Dress-code controversy a pain in the gluteal fold

Aug 23, 2017 | 7:36 AM

KAMLOOPS — I learned something new this past week. You and I have a gluteal fold. Two, actually.

As best I can tell — and I’ve looked this up — on humans and great apes the gluteal fold is located roughly between the gluteus maximus and the tensor fasciae latae, and, no, that’s not a coffee drink you buy downtown on Victoria Street. That would be a short latte macchiato with a sprinkle of cinnamon.

No, the gluteal fold is, it turns out, something we show off when we’re not supposed to.

This came to light thanks to the gym at the University of Victoria. When a student’s short-shorts exposed her gluteal fold during a workout, she was informed of the gym’s dress code and invited to find a new outfit.

She cried foul all the way to the office of the campus newspaper, where she insisted her shorts — and here I quote from a news interview — “give me a full range of motion.”

Not only that, she said, she felt humiliated and, no doubt, robbed of any chance of future happiness.

It’s become quite the cause celebre in the media and brings up the entire can of worms about dress codes, and who has the right to impose them and where and when.

This is a free country, after all. It’s the age of emancipation. Shouldn’t people have the right to wear whatever they want? Are the rest of us being prudes?

In a word — no. Look around. Our schools draw the line at things like bra straps and T-shirts with cuss words.

Restaurants insist on “no shirt, no shoes, no service.” There are limits on what we’re allowed to wear at the office.

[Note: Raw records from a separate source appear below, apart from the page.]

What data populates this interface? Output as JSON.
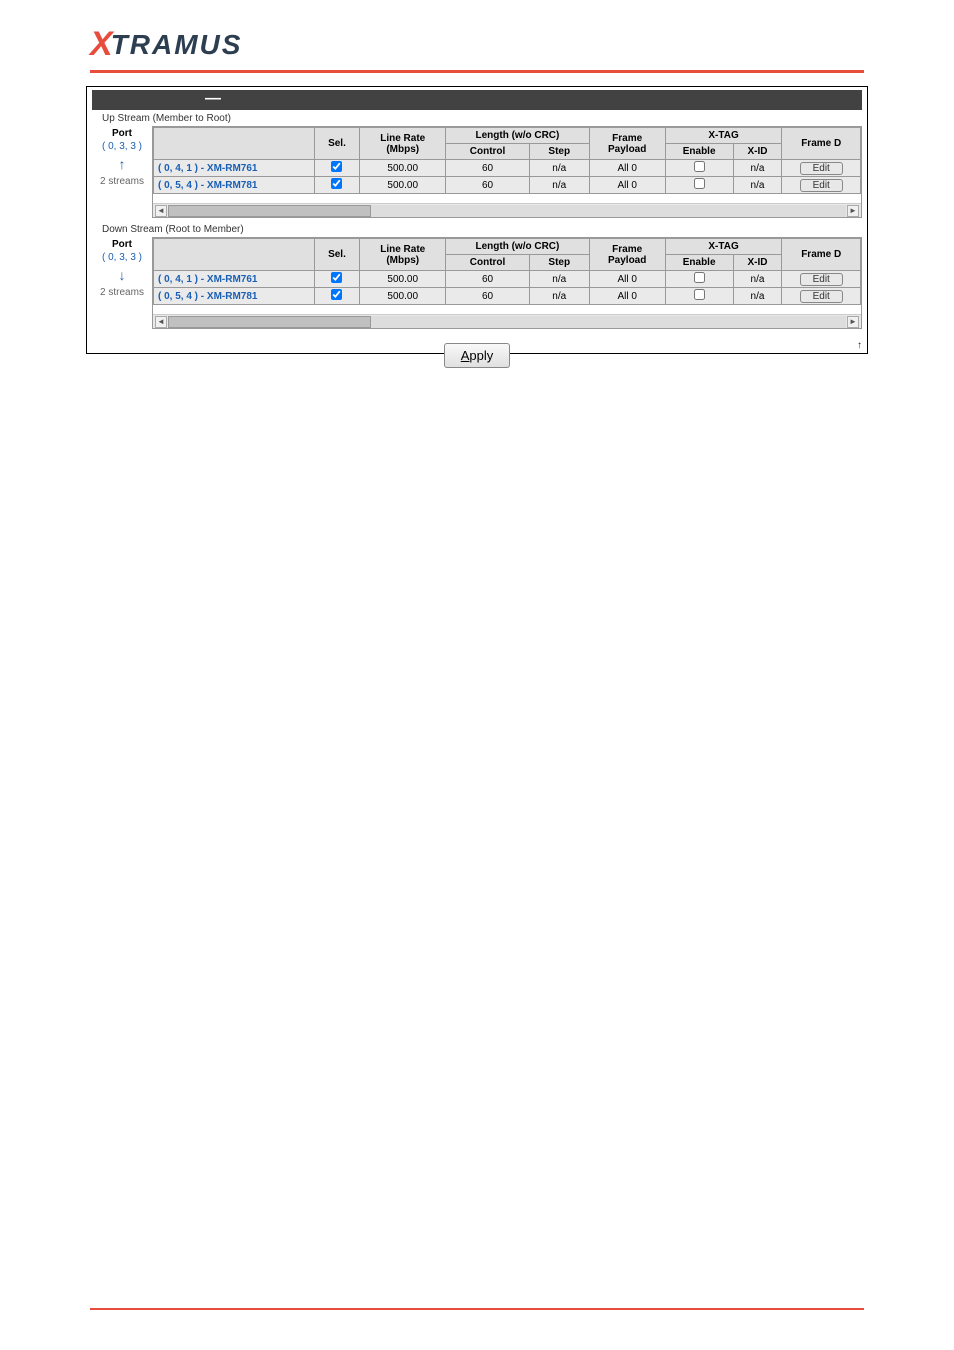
{
  "logo": {
    "x": "X",
    "text": "TRAMUS"
  },
  "panel": {
    "upLabel": "Up Stream (Member to Root)",
    "downLabel": "Down Stream (Root to Member)"
  },
  "headers": {
    "port": "Port",
    "sel": "Sel.",
    "lineRate": "Line Rate\n(Mbps)",
    "lengthGroup": "Length (w/o CRC)",
    "control": "Control",
    "step": "Step",
    "framePayload": "Frame\nPayload",
    "xtagGroup": "X-TAG",
    "enable": "Enable",
    "xid": "X-ID",
    "frameD": "Frame D",
    "editLabel": "Edit"
  },
  "up": {
    "port": "( 0, 3, 3 )",
    "streams": "2 streams",
    "arrow": "↑",
    "rows": [
      {
        "device": "( 0, 4, 1 ) - XM-RM761",
        "sel": true,
        "rate": "500.00",
        "control": "60",
        "step": "n/a",
        "payload": "All 0",
        "enable": false,
        "xid": "n/a"
      },
      {
        "device": "( 0, 5, 4 ) - XM-RM781",
        "sel": true,
        "rate": "500.00",
        "control": "60",
        "step": "n/a",
        "payload": "All 0",
        "enable": false,
        "xid": "n/a"
      }
    ]
  },
  "down": {
    "port": "( 0, 3, 3 )",
    "streams": "2 streams",
    "arrow": "↓",
    "rows": [
      {
        "device": "( 0, 4, 1 ) - XM-RM761",
        "sel": true,
        "rate": "500.00",
        "control": "60",
        "step": "n/a",
        "payload": "All 0",
        "enable": false,
        "xid": "n/a"
      },
      {
        "device": "( 0, 5, 4 ) - XM-RM781",
        "sel": true,
        "rate": "500.00",
        "control": "60",
        "step": "n/a",
        "payload": "All 0",
        "enable": false,
        "xid": "n/a"
      }
    ]
  },
  "apply": {
    "u": "A",
    "rest": "pply"
  },
  "footerChar": "↑"
}
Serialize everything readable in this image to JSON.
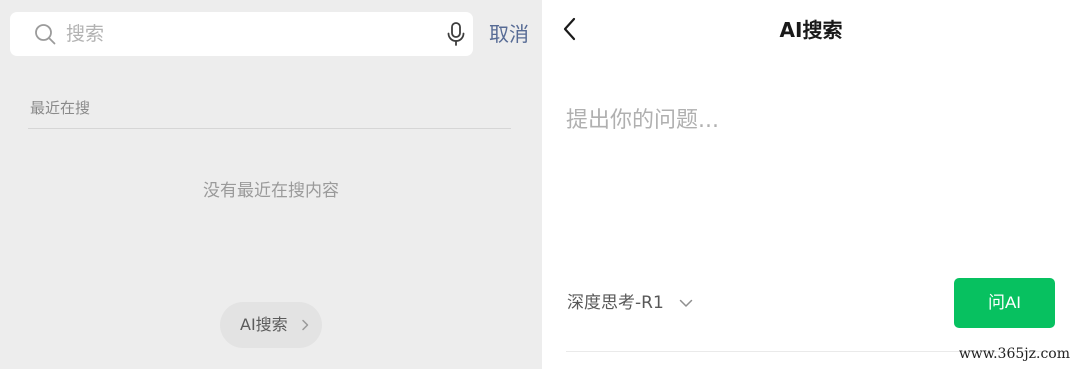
{
  "search_panel": {
    "search": {
      "placeholder": "搜索",
      "search_icon": "search-icon",
      "mic_icon": "microphone-icon"
    },
    "cancel_label": "取消",
    "recent_title": "最近在搜",
    "empty_text": "没有最近在搜内容",
    "ai_search_pill": {
      "label": "AI搜索",
      "icon": "chevron-right-icon"
    }
  },
  "ai_panel": {
    "back_icon": "chevron-left-icon",
    "title": "AI搜索",
    "question_placeholder": "提出你的问题...",
    "model_select": {
      "selected": "深度思考-R1",
      "icon": "chevron-down-icon"
    },
    "ask_button_label": "问AI"
  },
  "watermark": "www.365jz.com",
  "colors": {
    "left_background": "#ededed",
    "cancel_link": "#576b95",
    "ask_button": "#07c160",
    "pill_background": "#e3e3e3"
  }
}
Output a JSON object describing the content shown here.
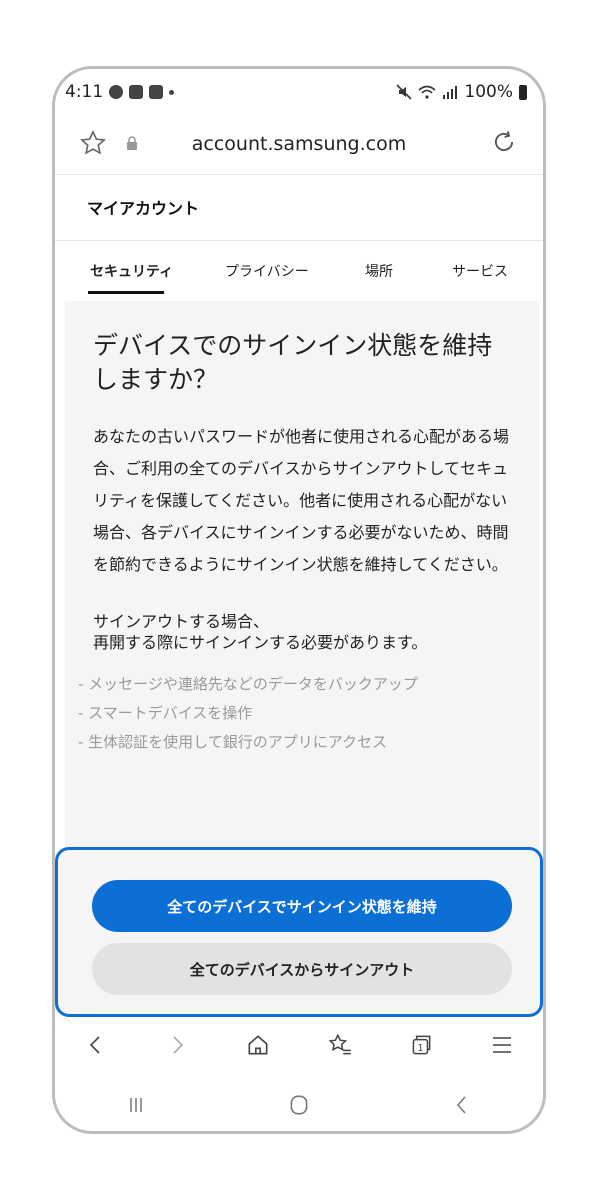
{
  "status_bar": {
    "time": "4:11",
    "battery_level": "100%"
  },
  "address_bar": {
    "url": "account.samsung.com"
  },
  "page": {
    "title": "マイアカウント",
    "tabs": [
      {
        "label": "セキュリティ",
        "active": true
      },
      {
        "label": "プライバシー",
        "active": false
      },
      {
        "label": "場所",
        "active": false
      },
      {
        "label": "サービス",
        "active": false
      }
    ]
  },
  "content": {
    "heading": "デバイスでのサインイン状態を維持しますか？",
    "description": "あなたの古いパスワードが他者に使用される心配がある場合、ご利用の全てのデバイスからサインアウトしてセキュリティを保護してください。他者に使用される心配がない場合、各デバイスにサインインする必要がないため、時間を節約できるようにサインイン状態を維持してください。",
    "signout_note_line1": "サインアウトする場合、",
    "signout_note_line2": "再開する際にサインインする必要があります。",
    "bullets": [
      "- メッセージや連絡先などのデータをバックアップ",
      "- スマートデバイスを操作",
      "- 生体認証を使用して銀行のアプリにアクセス"
    ]
  },
  "actions": {
    "keep_signed_in_label": "全てのデバイスでサインイン状態を維持",
    "sign_out_all_label": "全てのデバイスからサインアウト"
  },
  "colors": {
    "accent": "#0b6fd6",
    "secondary_button": "#e2e2e2",
    "content_background": "#f5f5f5",
    "muted_text": "#9a9a9a"
  },
  "icons": {
    "toolbar": [
      "back-icon",
      "forward-icon",
      "home-icon",
      "bookmarks-icon",
      "tabs-icon",
      "menu-icon"
    ],
    "address_bar": [
      "star-icon",
      "lock-icon",
      "reload-icon"
    ],
    "system_nav": [
      "recents-icon",
      "home-nav-icon",
      "back-nav-icon"
    ]
  }
}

There’s nothing discriminatory about any of that. Nobody’s human rights are being violated.

So, sorry, if a restaurant or a school or a corporation … or a gym … wants to lay down rules on how we dress when we’re on their turf, I say they’ve got every right to do it.

All this complaining about supposedly unfair dress codes is just a pain in the gluteal whatever.

I’m Mel Rothenburger, the Armchair Mayor.